There are 232 parishes in the archdiocese and 369 diocesan priests and 16 permanent deacons. The archdiocese has a total of 294 priests and one permanent deacon in religious orders, 199 religious brothers and 1,323 religious sisters.

There is one seminary for diocesan clergy, Corpus Christi College, and three seminaries for religious clergy.

There are 331 Catholic schools in the archdiocese - 256 primary, 69 secondary and six special schools. According to the 1998 census, there were 136,387 students enrolled in Catholic schools in the archdiocese - 77,636 in primary schools and 58,751 in secondary schools.

Within the archdiocese, there are 10 Catholic hospitals, 18 homes for children, 27 for the elderly and 10 for other purposes.

==Sexual abuse cases==

Cases of sexual abuse in the Catholic Church have come to light in recent years involving the Archdiocese of Melbourne as well as many regional Catholic jurisdictions, both in Australia and around the world. Archbishop Denis Hart was cross-examined for three hours at the Parliamentary Inquiry over documents sent to the inquiry by victims and whistleblowers within the archdiocese.
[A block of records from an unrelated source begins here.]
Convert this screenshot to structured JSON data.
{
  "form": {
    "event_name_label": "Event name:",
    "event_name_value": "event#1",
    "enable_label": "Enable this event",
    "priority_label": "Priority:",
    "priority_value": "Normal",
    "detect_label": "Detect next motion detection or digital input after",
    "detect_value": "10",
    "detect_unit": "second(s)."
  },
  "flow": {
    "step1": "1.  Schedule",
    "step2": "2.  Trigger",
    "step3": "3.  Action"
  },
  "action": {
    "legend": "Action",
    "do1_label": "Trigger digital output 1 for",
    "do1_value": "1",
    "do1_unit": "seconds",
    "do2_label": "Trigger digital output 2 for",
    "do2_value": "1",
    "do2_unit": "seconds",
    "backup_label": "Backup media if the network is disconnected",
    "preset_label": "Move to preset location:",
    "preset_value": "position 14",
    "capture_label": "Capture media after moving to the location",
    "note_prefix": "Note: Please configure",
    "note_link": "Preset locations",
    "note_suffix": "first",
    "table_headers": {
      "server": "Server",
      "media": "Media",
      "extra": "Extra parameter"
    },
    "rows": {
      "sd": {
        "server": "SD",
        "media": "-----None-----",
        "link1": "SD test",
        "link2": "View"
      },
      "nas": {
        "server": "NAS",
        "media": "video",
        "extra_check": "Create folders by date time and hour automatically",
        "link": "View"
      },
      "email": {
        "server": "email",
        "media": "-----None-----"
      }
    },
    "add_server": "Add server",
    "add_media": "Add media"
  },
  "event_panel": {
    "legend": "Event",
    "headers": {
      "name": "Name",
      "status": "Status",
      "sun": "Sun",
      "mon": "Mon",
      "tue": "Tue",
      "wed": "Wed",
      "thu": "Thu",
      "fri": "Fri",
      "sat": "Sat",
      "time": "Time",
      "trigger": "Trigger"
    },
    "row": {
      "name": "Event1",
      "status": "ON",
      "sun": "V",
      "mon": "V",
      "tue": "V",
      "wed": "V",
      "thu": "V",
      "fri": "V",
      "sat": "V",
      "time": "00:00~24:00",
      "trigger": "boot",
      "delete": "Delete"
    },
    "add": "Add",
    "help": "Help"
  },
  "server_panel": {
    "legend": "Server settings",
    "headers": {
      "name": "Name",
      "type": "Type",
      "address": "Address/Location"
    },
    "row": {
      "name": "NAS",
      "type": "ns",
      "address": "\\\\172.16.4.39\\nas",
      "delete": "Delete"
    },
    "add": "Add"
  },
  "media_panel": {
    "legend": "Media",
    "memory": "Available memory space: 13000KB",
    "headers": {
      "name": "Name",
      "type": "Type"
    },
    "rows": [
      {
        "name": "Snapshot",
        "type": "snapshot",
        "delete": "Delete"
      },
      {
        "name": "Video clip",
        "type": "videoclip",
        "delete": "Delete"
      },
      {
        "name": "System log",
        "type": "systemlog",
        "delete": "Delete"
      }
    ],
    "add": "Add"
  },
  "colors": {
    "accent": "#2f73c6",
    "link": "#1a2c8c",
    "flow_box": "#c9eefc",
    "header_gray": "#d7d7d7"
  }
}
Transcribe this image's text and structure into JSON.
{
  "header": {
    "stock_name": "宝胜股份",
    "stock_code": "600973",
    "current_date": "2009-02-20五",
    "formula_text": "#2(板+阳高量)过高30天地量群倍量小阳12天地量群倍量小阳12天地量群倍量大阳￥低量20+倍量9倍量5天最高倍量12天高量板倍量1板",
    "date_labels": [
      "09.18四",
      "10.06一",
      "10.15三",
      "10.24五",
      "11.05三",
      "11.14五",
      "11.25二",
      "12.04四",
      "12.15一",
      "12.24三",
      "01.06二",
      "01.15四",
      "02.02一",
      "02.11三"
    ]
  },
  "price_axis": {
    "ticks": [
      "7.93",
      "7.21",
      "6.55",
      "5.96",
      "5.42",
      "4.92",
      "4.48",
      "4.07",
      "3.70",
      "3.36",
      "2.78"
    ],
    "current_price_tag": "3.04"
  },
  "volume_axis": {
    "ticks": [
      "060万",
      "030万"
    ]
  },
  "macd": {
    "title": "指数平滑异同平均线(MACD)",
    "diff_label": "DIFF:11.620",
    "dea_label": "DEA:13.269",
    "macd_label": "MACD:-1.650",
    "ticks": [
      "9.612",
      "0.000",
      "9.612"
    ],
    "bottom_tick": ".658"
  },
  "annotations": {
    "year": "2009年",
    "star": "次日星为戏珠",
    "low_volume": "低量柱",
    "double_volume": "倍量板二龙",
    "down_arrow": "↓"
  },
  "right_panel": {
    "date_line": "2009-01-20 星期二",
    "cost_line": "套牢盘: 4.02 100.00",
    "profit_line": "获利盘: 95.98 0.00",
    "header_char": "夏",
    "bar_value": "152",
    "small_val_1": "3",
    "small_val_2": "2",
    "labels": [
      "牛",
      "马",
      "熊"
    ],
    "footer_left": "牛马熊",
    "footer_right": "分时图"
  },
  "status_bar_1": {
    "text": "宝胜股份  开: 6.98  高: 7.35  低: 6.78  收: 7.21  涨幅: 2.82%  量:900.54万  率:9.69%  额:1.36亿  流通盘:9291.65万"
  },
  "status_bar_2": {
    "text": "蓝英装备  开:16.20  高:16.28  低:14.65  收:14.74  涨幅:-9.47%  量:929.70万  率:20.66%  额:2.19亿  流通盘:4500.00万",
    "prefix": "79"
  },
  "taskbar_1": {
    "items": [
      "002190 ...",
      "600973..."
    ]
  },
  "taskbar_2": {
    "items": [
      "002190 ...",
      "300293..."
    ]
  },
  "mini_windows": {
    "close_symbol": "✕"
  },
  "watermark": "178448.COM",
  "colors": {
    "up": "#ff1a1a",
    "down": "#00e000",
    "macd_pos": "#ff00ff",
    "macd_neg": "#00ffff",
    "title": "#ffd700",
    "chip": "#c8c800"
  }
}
Hart regretted the "slow start" made in the process of resolving complaints and investigating instances of abuse but "st[ood] by what [they] did since 1996 nevertheless".

The inquiry's report was due to be delivered to the Victorian parliament in September 2013.

In May 2020, newly disclosed portions of the Royal Commission into Institutional Responses to Child Sexual Abuse report, which was originally published in redacted form in December 2017, revealed that priests and clergy staff accused of abusing children within the Archdiocese of Melbourne were sometimes "dealt with" by being transferred to other parishes.